Командиры взводов удалились. Стейн, оставшийся со своим заместителем, проводил их взглядом.
- По-моему, они все хорошие ребята, правда, Джордж?
- Да, Джим, я тоже так думаю, - согласился Бэнд.
- Вы заметили, как все воспринимают Калп и Гор?
- Конечно, Джим, ведь они служат у нас дольше, чем молодежь.
Стейн снял очки, тщательно протер их большим носовым платком и снова водрузил на нос.
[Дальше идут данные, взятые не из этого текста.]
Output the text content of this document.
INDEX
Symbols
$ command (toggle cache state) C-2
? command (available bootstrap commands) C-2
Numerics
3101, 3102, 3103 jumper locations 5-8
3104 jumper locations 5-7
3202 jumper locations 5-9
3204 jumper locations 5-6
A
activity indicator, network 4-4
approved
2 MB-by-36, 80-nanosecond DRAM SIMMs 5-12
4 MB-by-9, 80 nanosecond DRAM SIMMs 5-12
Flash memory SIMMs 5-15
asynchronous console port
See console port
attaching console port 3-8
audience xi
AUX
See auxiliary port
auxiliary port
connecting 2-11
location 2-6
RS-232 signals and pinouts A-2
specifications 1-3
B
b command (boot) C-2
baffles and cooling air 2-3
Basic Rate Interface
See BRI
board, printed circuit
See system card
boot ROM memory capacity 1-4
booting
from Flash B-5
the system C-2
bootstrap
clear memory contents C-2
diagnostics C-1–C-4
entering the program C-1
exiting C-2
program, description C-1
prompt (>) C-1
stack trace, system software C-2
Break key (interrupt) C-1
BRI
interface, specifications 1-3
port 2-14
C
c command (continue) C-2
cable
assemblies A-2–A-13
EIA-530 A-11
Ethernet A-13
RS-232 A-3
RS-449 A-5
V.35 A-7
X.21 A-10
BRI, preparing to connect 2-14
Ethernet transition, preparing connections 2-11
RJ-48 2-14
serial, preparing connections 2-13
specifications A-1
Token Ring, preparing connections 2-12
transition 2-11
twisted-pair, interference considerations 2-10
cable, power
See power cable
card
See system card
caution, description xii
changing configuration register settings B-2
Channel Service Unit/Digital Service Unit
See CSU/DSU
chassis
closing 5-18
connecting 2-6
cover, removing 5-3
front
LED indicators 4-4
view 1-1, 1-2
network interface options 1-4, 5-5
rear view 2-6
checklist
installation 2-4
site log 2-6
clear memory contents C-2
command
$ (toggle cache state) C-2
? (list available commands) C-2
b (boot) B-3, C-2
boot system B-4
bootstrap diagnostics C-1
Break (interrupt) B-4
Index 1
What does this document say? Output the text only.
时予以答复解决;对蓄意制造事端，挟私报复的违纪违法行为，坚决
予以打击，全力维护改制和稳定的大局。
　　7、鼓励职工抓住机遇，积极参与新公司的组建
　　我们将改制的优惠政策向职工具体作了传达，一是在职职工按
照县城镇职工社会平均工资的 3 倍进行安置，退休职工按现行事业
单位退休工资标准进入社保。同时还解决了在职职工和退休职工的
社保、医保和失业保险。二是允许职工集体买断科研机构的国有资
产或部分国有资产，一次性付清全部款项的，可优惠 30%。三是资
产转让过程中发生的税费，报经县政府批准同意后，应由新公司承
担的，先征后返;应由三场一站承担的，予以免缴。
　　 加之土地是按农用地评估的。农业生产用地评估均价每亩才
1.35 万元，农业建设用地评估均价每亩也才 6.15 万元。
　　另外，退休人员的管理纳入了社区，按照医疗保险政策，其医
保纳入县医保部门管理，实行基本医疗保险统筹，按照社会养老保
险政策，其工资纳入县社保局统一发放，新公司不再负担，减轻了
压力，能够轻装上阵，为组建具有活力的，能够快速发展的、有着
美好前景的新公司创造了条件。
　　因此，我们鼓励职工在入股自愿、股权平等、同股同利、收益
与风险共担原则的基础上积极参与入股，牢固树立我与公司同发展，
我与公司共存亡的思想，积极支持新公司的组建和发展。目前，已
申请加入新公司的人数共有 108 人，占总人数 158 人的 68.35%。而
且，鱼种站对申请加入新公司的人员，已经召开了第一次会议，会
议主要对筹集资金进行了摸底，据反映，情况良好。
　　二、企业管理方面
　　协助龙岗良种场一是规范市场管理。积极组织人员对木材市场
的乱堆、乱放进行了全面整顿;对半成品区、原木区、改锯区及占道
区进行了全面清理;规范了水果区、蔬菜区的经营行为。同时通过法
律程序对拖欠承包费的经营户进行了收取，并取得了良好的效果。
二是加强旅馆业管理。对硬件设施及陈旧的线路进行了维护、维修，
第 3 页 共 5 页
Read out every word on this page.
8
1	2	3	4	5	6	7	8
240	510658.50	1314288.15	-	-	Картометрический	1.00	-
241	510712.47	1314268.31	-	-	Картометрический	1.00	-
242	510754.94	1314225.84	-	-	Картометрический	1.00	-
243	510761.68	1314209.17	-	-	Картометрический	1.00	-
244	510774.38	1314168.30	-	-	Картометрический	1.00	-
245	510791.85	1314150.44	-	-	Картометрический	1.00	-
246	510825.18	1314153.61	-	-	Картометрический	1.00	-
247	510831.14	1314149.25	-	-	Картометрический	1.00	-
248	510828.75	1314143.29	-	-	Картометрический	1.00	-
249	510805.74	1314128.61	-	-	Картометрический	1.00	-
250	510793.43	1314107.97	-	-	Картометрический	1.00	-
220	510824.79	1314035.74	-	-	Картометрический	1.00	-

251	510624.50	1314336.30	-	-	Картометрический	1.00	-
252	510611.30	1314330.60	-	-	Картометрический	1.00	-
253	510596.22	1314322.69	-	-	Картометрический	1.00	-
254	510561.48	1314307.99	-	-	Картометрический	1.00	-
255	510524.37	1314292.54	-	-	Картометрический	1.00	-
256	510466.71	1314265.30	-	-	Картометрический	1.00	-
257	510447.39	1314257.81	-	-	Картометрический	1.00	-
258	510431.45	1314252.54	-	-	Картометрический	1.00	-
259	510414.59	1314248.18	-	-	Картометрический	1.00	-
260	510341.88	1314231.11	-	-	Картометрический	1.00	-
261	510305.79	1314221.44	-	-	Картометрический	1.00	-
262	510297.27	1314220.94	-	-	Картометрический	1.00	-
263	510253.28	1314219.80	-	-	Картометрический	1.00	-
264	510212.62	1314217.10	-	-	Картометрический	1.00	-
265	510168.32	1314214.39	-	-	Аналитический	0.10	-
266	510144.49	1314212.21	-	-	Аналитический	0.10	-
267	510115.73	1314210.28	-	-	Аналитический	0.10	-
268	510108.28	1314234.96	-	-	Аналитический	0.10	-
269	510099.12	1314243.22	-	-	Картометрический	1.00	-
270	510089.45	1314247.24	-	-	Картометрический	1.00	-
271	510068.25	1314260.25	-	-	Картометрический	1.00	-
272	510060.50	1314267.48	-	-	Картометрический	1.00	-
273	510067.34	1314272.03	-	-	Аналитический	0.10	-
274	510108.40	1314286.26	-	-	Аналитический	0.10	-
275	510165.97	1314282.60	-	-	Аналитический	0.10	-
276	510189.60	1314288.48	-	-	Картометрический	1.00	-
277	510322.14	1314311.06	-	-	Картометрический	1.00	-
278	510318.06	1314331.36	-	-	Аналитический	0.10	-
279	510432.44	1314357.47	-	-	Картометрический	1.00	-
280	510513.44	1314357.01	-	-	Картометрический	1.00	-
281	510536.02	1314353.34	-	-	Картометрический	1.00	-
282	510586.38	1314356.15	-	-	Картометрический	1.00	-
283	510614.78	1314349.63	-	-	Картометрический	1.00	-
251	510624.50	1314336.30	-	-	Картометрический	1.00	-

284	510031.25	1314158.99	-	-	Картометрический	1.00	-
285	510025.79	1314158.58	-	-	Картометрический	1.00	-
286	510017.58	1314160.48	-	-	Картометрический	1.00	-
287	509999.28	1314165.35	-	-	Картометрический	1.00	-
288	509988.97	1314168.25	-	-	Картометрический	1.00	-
Он то и дело поправлял их пальцами правой руки.
- Я думаю, пройдет еще около часа, - сказал он в раздумье, - самое большее - час с четвертью.
- Надеюсь, что до того нас не разбомбят с воздуха, - заметил Бэнд.
- Я тоже надеюсь. - Большие, добрые карие глаза Стейна улыбнулись из-за очков.
Какими бы ни были критические замечания рядового Мацци - справедливыми или несправедливыми, в одном Мацци был прав: именно капитан Стейн приказал офицерам третьей роты находиться в это утро в трюме с солдатами. Стейн (солдаты звали его Раскорякой) считал, что в такой день офицеры должны быть со своими солдатами, делить с ними трудности и опасности, а не торчать наверху, в командирском помещении, где они отсиживались большую часть перехода. Стейн так и приказал своим подчиненным. Хотя никто из них не проявил особой радости, однако ни один офицер, даже Бэнд, не высказал и недовольства. Стейн был убежден, что это поможет поднять моральный дух солдат. Глядя на тесный, пропахший потом лабиринт из коек и труб, где спокойно, без суеты трудились солдаты, проверяя и осматривая снаряжение, он все больше убеждался в правильности своего решения. До армии Стейн был младшим партнером известной крупной юридической конторы в Кливленде, шутя прошел в колледже курс подготовки офицеров резерва и был призван за год с лишним до войны. Он провел шесть месяцев в подразделении национальной гвардии, а затем получил назначение в эту кадровую дивизию в качестве командира роты в чине первого лейтенанта: его обошел по службе один старый капитан, который прибыл в часть раньше Стейна и помешал ему на какое-то время получить чин капитана. Уязвленный Стейн все сетовал: "Боже мой, что скажет отец?" - потому что его отец был майором во время первой мировой войны.
Снова поправив очки, он обратился к своему первому сержанту по фамилии Уэлш , который действительно был уэльского происхождения. Уэлш все время, пока шел инструктаж, стоял поблизости с насмешливым видом, что не укрылось от глаз Стейна.
- По-моему, наше подразделение выглядит довольно подготовленным, довольно сплоченным, не правда ли, сержант? - сказал он, придав голосу некоторую властность.
Уэлш ухмыльнулся.
- Да, для кучки разгильдяев, которым вскоре предстоит получить пулю в зад, оно выглядит неплохо, - ответил он.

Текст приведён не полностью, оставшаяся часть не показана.